I also discovered an alternative flavor of Python called PyPy, which is a performance-driven Python that uses technology similar to Psyco. Sadly, PyPy doesn’t have an implementation of the multiprocessing module, so I was forced to choose between PyPy and traditional Python with multiprocessing and Psyco. I was incredibly doubtful that PyPy’s speed would be able to make up for parallelism and Psyco. I’ll let the numbers talk for me.

The test system contains an un-overclocked i7 920 and 3GB of DDR3 RAM. These numbers are from generating a 1000×1000 fractal worth of data with the sequence “AB” to a depth of 500 (iterations). I run Ubuntu 10.10 32-bit.

Time in seconds.
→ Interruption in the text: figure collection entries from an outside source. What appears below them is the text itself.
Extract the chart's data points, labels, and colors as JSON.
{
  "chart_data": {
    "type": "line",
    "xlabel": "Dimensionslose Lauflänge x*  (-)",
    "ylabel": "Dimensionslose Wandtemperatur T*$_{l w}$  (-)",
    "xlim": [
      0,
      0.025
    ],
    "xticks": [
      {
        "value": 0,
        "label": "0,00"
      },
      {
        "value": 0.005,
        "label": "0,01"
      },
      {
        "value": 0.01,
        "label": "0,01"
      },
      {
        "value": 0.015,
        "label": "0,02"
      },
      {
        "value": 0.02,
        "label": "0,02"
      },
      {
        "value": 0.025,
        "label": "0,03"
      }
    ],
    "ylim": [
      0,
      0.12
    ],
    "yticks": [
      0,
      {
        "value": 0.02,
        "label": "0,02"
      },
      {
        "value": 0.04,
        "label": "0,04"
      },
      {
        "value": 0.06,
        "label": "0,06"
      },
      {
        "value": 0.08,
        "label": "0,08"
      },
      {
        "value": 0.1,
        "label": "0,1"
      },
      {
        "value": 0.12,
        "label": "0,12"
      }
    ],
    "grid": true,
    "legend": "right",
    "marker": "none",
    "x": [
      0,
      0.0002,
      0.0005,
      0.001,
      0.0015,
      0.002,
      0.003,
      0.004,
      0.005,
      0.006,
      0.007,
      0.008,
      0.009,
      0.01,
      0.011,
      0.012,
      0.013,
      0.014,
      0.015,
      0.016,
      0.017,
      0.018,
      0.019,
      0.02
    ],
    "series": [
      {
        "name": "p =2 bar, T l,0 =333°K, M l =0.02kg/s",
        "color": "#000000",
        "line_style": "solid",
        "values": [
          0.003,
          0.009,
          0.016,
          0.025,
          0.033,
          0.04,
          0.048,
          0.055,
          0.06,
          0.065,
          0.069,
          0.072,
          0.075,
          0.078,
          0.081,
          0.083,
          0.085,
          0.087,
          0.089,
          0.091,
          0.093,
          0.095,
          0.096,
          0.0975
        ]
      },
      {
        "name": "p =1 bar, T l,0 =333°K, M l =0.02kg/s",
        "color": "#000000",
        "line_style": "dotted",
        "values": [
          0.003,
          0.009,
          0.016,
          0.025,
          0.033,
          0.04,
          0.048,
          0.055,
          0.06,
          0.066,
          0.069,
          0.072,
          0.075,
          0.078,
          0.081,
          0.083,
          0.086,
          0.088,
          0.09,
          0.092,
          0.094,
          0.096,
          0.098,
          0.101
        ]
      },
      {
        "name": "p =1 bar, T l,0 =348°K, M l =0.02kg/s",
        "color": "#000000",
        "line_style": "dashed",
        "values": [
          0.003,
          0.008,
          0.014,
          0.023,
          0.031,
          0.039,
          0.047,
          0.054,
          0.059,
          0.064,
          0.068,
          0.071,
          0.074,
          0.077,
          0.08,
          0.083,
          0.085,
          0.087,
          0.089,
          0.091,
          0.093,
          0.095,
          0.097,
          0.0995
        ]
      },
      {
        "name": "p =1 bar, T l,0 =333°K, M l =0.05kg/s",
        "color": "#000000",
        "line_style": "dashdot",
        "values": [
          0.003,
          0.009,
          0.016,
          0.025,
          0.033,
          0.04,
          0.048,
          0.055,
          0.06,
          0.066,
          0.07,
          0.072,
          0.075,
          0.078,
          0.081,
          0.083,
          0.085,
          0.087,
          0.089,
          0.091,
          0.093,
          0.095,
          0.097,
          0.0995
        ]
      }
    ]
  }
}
Smaller is better.

Trial Python with Psyco and MP Python with Pysco Python with MP Python PyPy
Trial 1 36.4 273 253 2041 71
Trial 2 36.3 268 258 2042 66
Trial 3 35.2 269 255 2058 71
Average 35.966667 270 255.333333 2047 69.33333333

Clearly, Python on its own is pretty darn slow. Psyco provides nearly a 10x speedup, and if you can write your code to take advantage of the multiprocessing library, you can go really fast.

The PyPy results, compared to the Pysco results, are quite impressive. If PyPy had an implementation of the multiprocessing library (which I’m fairly certain it doesn’t — feel free to correct me), it would probably dominate.

The multiprocessing results for this test aren’t completely fair — generating fractals is an embarrassingly parallel problem. But, of course, if you can break your problem up into parallel pieces, you can expect a relatively big speed bump.

Conclusion: Python doesn’t have to be as slow as Python normally is. Drop-in replacements like Psyco can greatly accelerate code. if your code is vanilla enough to not require many external libraries (like PIL) then PyPy can probably give you quite the boost as well.

You can download my source here.

Here’s some pretty pictures:

* A note about pickle: I realize that many Python developers would’ve decided to use pickle (or the faster cPickle) to save their exponent data to a file. I found cPickle to be far, far slower than just writing out comma separated values.